Three. Two. One. Blastoff!! For most of us, navigating a spaceship through outer space is never going to happen. Most of us don’t have the drive, intellect, and stomach (to not throw up). But shooter video games like Song Zuofei’s Space Raider for the iPhone and iPod Touch offers the opportunity to fly our own little spaceships while we work the daily grind. The game features cute cartoon drawings like you’ll remember from your good ol’ kindergarten days.
Instructions are easy to follow and available before every level. It’s nice that the developer provides the mini-instructions and doesn’t assume users know how to play immediately. So how to play? You’ll slide your finger to control the spaceship, launch different weapons, and avoid enemies that come from above. In order to complete a level, you need to collect certain amounts of power boxes to finish a level. For the first few levels there are no weapons available to you, and your only goal is to avoid enemies. The levels get harder as you play with more enemies and obstacles. As you advance to the 4th level, you will have available to you: missiles, lasers, and super bombs. You can use these weapons on your different enemies when collect enough missiles, position yourself directly below enemy, and launch with the button on the lower left-hand corner of the screen At that last level you have the final boss to look forward to defeating.

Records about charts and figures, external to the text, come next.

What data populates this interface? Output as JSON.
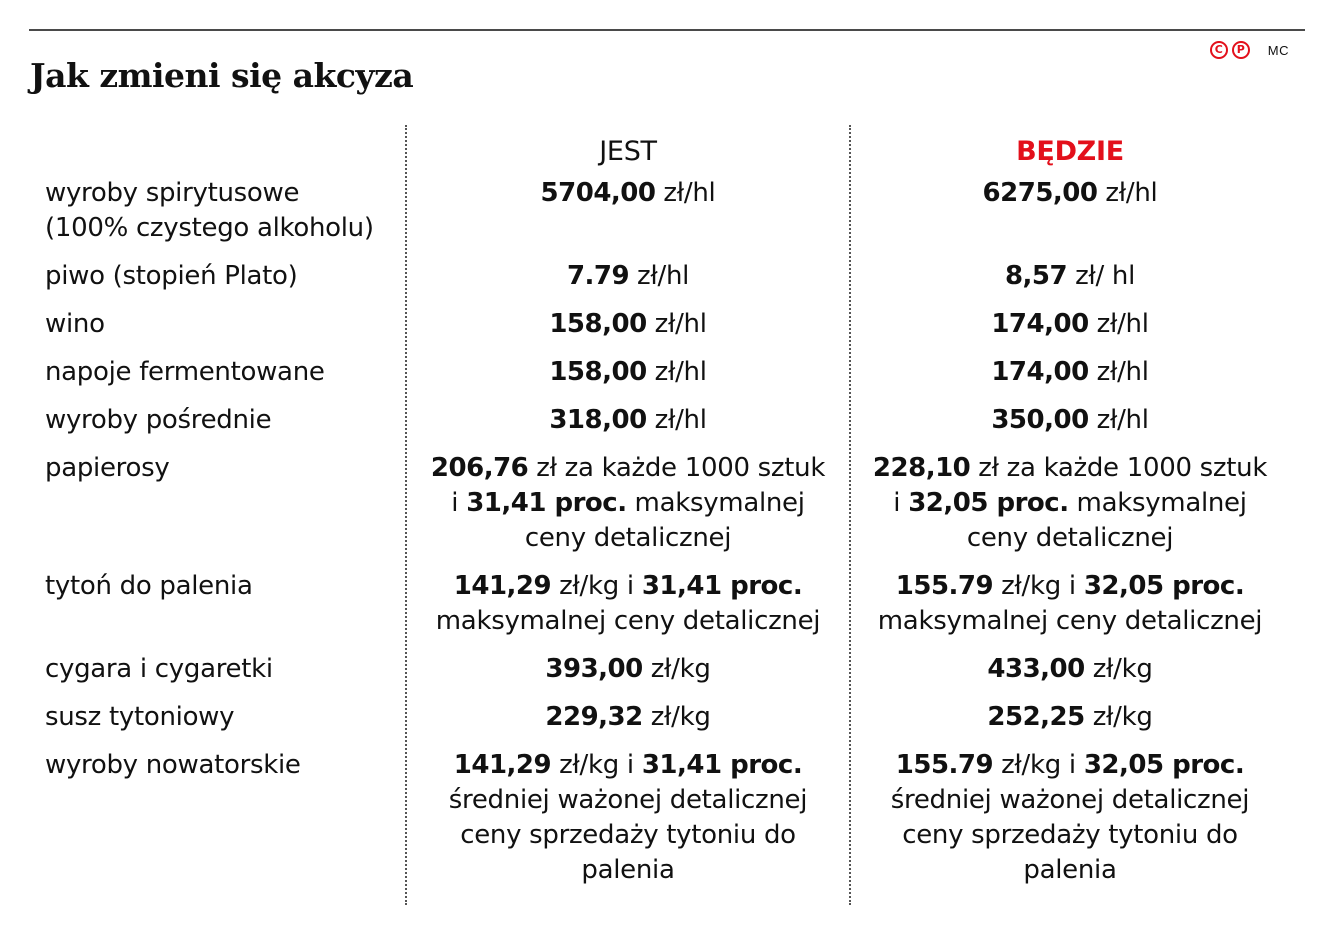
{
  "header": {
    "title": "Jak zmieni się akcyza",
    "copyright_icon": "copyright-icon",
    "copyright_glyph": "C",
    "phonogram_icon": "p-circle-icon",
    "phonogram_glyph": "P",
    "author": "MC"
  },
  "colors": {
    "accent": "#e3101b",
    "text": "#111111",
    "rule": "#4a4a4a"
  },
  "table": {
    "columns": {
      "label": "",
      "jest": "JEST",
      "bedzie": "BĘDZIE"
    },
    "rows": [
      {
        "label_lines": [
          "wyroby spirytusowe",
          "(100% czystego alkoholu)"
        ],
        "jest": [
          {
            "bold": "5704,00",
            "rest": " zł/hl"
          }
        ],
        "bedzie": [
          {
            "bold": "6275,00",
            "rest": " zł/hl"
          }
        ]
      },
      {
        "label_lines": [
          "piwo (stopień Plato)"
        ],
        "jest": [
          {
            "bold": "7.79",
            "rest": " zł/hl"
          }
        ],
        "bedzie": [
          {
            "bold": "8,57",
            "rest": " zł/ hl"
          }
        ]
      },
      {
        "label_lines": [
          "wino"
        ],
        "jest": [
          {
            "bold": "158,00",
            "rest": " zł/hl"
          }
        ],
        "bedzie": [
          {
            "bold": "174,00",
            "rest": " zł/hl"
          }
        ]
      },
      {
        "label_lines": [
          "napoje fermentowane"
        ],
        "jest": [
          {
            "bold": "158,00",
            "rest": " zł/hl"
          }
        ],
        "bedzie": [
          {
            "bold": "174,00",
            "rest": " zł/hl"
          }
        ]
      },
      {
        "label_lines": [
          "wyroby pośrednie"
        ],
        "jest": [
          {
            "bold": "318,00",
            "rest": " zł/hl"
          }
        ],
        "bedzie": [
          {
            "bold": "350,00",
            "rest": " zł/hl"
          }
        ]
      },
      {
        "label_lines": [
          "papierosy"
        ],
        "jest": [
          {
            "bold": "206,76",
            "rest": " zł za każde 1000 sztuk"
          },
          {
            "pre": "i ",
            "bold": "31,41 proc.",
            "rest": " maksymalnej"
          },
          {
            "rest": "ceny detalicznej"
          }
        ],
        "bedzie": [
          {
            "bold": "228,10",
            "rest": " zł za każde 1000 sztuk"
          },
          {
            "pre": "i ",
            "bold": "32,05 proc.",
            "rest": " maksymalnej"
          },
          {
            "rest": "ceny detalicznej"
          }
        ]
      },
      {
        "label_lines": [
          "tytoń do palenia"
        ],
        "jest": [
          {
            "bold": "141,29",
            "rest": " zł/kg i ",
            "bold2": "31,41 proc."
          },
          {
            "rest": "maksymalnej ceny detalicznej"
          }
        ],
        "bedzie": [
          {
            "bold": "155.79",
            "rest": " zł/kg i ",
            "bold2": "32,05 proc."
          },
          {
            "rest": "maksymalnej ceny detalicznej"
          }
        ]
      },
      {
        "label_lines": [
          "cygara i cygaretki"
        ],
        "jest": [
          {
            "bold": "393,00",
            "rest": " zł/kg"
          }
        ],
        "bedzie": [
          {
            "bold": "433,00",
            "rest": " zł/kg"
          }
        ]
      },
      {
        "label_lines": [
          "susz tytoniowy"
        ],
        "jest": [
          {
            "bold": "229,32",
            "rest": " zł/kg"
          }
        ],
        "bedzie": [
          {
            "bold": "252,25",
            "rest": " zł/kg"
          }
        ]
      },
      {
        "label_lines": [
          "wyroby nowatorskie"
        ],
        "jest": [
          {
            "bold": "141,29",
            "rest": " zł/kg i ",
            "bold2": "31,41 proc."
          },
          {
            "rest": "średniej ważonej detalicznej"
          },
          {
            "rest": "ceny sprzedaży tytoniu do"
          },
          {
            "rest": "palenia"
          }
        ],
        "bedzie": [
          {
            "bold": "155.79",
            "rest": " zł/kg i ",
            "bold2": "32,05 proc."
          },
          {
            "rest": "średniej ważonej detalicznej"
          },
          {
            "rest": "ceny sprzedaży tytoniu do"
          },
          {
            "rest": "palenia"
          }
        ]
      }
    ]
  }
}
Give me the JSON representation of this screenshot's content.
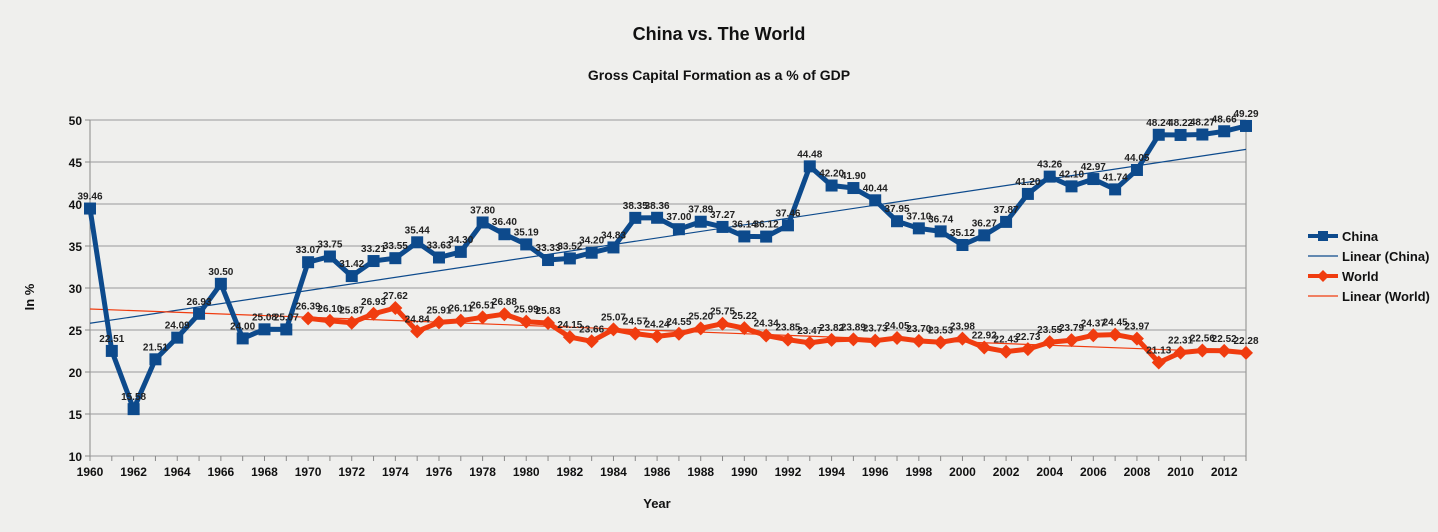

This cute little app has definite replay potential and becomes very addictive. Graphics, music, and artwork in this game are great. The folded effect of the background with moving stars was a nice touch. Sound effects were spot-on when the user loses lives, crashes into enemies, launches missiles, and gains power-ups. The controls were responsive to my touch so I didn’t have to fight to make the spaceship move unlike some other poorly made shooter games. I also appreciated the fact that my finger didn’t have to be directly over the top of the ship just to control it.
Now for some suggestions: it might be nice if the developer reiterated how to launch rockets at enemies after the 4th level instead of having users go back and see for themselves. But that’s a minor quibble. The one thing that really annoyed me was that the pause button at the upper right-hand corner was not a true pause button–when I pressed it, it would just redirect me to the start page and I wouldn’t be able to resume my game. The developer could also add a couple more levels, enemies, power-ups, backgrounds and weapons. The ability to submit personal high scores to online local and global leaderboards, recommend the game to a friend, and challenge others via social networking tools (i.e. OpenFeint), might get more users to try out the game (and make the developer some more moolah).
Overall, I would recommend this game. For what it is, it does a good job. It’s a fun little app when you’re waiting in line, stuck in elevator ride, or just have some time to fill. You’ll also be able to entertain your little cousins, nephews, or friend’s kids if you’re ever stuck babysitting. Users who don’t want to commit to buying the full version can download Space Raider Lite at the iTunes store for free. The difference between the full and lite version is that the lite version only offers the first 4 levels and 1 missile weapon.
But for $0.99, Space Raider a great little pick-up-and play app for young/old astronaut dreamers and non-dreamers alike.